Una riflessione icastica sulla riforma della giustizia e sulle "anomalie" intollerabili in atto


Desta sorpresa e preoccupazione che l'eversione in atto, per quanto di palmare evidenza, non susciti reazione alcuna.

E' invece addirittura inconcepibile in via di principio che il Parlamento anche solo concepisca di realizzare una c.d. "Riforma" della Giustizia (all'atto pratico, l'imposizione di un bavaglio per garantire impunità ai politici).

Si tratta di un enorme crimine giuridico. E non solo: è un insulto alla Costituzione, ai principi fondamentali del diritto costituzionale, alla dottrina giuridica storica e alla storia del pensiero.

Certamente superfluo ricordare che alla Magistratura è affidato il compito di tutelare la legalità. Ovvero garantire il rispetto della legge e, quindi, dei diritti dei cittadini e l'eguaglianza fra di essi.

Sono secoli che la cultura filosofica, giuridica e sociale ha individuato l'elementare antidoto all'abuso del potere politico: la sua scissione in tre poteri distinti, legislativo, esecutivo e giudiziario.

Separazione vuol dire che nessuno di questi singoli poteri può interferire o imporre alcunché ad alcuno degli altri due.

Una classe politica incolta, abbagliata dalla possibilità di usare a proprio personale vantaggio il potere attribuito per perseguire il bene pubblico, si comporta secondo modalità completamente estranee ai principi e regole fondamentali del Diritto. E del resto già ha posto in atto, sempre nel silenzio generale, dei gravissimi danni al quadro giuridico istituzionale (e quindi ai diritti dei cittadini).

Ci riferiamo, tra l'altro, alla stupefacente perversione di cambiare la composizione del Consiglio Superiore della Magistratura, nella becera finalità di acquisirne il controllo. E alla stessa categoria appartiene l'abolizione della figura del Pretore, la cui autonomia, e quindi libertà di giudizio, infastidiva il mondo degli affari, gli inquinatori e gli amministratori disinvolti.

Requisito e condizione di uno Stato democratico, il principio della separazione dei poteri è acquisito e sancito dalla nostra Costituzione.

Sul piano formale, quindi le anomale interferenze normative realizzate, sono incostituzionali e di ciò è necessario interessare la Corte costituzionale.

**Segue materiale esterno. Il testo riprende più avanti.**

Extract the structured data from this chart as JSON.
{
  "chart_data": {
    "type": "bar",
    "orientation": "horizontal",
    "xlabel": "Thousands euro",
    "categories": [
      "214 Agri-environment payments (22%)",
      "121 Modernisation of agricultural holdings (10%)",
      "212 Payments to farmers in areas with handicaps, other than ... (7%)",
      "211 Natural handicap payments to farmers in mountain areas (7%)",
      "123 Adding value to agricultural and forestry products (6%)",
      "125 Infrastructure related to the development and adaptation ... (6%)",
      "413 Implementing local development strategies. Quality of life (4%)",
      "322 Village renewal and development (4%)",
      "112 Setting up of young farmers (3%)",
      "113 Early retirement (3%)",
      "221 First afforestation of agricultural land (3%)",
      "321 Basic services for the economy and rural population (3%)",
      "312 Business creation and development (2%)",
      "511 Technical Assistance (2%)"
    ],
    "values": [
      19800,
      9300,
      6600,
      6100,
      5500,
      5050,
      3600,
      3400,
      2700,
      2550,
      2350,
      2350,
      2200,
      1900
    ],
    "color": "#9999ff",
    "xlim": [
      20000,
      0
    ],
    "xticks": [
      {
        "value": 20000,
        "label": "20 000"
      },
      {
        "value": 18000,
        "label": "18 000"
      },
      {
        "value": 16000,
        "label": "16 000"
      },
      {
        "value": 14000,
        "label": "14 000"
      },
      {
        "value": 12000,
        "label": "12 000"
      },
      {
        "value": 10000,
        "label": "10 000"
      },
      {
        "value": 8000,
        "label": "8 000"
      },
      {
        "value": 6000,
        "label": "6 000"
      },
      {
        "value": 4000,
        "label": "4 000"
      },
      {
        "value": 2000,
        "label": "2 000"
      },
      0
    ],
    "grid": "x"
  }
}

Sul piano sostanziale, invece, esse evidenziano un costume mentale e una concezione del ruolo totalmente aberrante e come tale da abolire subito.

Sarebbe ipoteticamente concepibile una eventuale ridefinizione delle reciproche attribuzioni solo mediante una conferenza paritaria dei tre poteri successivamente approvata con referendum popolare.

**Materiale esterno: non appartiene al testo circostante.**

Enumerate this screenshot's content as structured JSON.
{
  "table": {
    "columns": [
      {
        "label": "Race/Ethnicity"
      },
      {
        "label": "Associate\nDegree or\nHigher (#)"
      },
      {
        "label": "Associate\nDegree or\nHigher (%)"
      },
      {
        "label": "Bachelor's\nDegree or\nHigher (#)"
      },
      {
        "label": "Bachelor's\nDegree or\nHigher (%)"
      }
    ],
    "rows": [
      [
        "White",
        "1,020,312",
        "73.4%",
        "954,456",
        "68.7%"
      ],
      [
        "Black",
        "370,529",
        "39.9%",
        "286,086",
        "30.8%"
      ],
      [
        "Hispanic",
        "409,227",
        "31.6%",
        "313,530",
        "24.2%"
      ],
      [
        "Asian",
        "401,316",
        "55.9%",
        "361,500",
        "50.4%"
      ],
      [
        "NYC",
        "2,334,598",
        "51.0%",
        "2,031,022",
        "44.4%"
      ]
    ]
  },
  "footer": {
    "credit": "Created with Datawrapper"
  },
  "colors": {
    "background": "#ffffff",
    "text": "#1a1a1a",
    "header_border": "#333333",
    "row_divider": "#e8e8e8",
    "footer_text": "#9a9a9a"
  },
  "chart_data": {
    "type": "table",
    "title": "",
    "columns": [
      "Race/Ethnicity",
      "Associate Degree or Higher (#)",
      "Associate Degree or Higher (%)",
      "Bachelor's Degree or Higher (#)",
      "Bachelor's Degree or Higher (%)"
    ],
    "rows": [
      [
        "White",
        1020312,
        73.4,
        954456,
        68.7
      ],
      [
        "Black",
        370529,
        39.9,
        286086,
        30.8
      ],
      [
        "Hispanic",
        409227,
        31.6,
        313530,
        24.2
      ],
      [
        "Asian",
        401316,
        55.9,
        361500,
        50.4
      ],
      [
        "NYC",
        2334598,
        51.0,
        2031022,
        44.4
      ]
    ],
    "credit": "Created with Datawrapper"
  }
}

Incidentalmente, a conferma di questa mentalità di onnipotenza mungitoria diffusa nella classe politica, è il fenomeno emblematico degli stipendi e dei vitalizi (addirittura resi trasmissibili ai figli (e, di questo passo, fra poco, anche ai nipoti e agli animali domestici).

La Costituzione, infatti, non prevede che ai parlamentari venga corrisposto uno stipendio a fronte del limitato impegno richiesto, non assimilabile ad una prestazione lavorativa in senso proprio. All'art. 69 il testo precisa che "i membri del Parlamento ricevono una indennità".

Indennizzare, in italiano, significa risarcire un danno, ovvero rifondere spese. In altri termini, la Costituzione si premura di evitare che le eventuali spese sostenute per adempiere l'incarico parlamentare rimangano a carico dell'interessato.

Siamo molto lontani dallo stipendio, tra l'altro esageratamente benefico che i membri del Parlamento si sono abusivamente autoelargiti (e dove il prestatore d'opera può decidere il livello del suo compenso?). E non parliamo poi dei vitalizi...

La decenza istituzionale impone l'eliminazione immediata di queste anomalie intollerabili.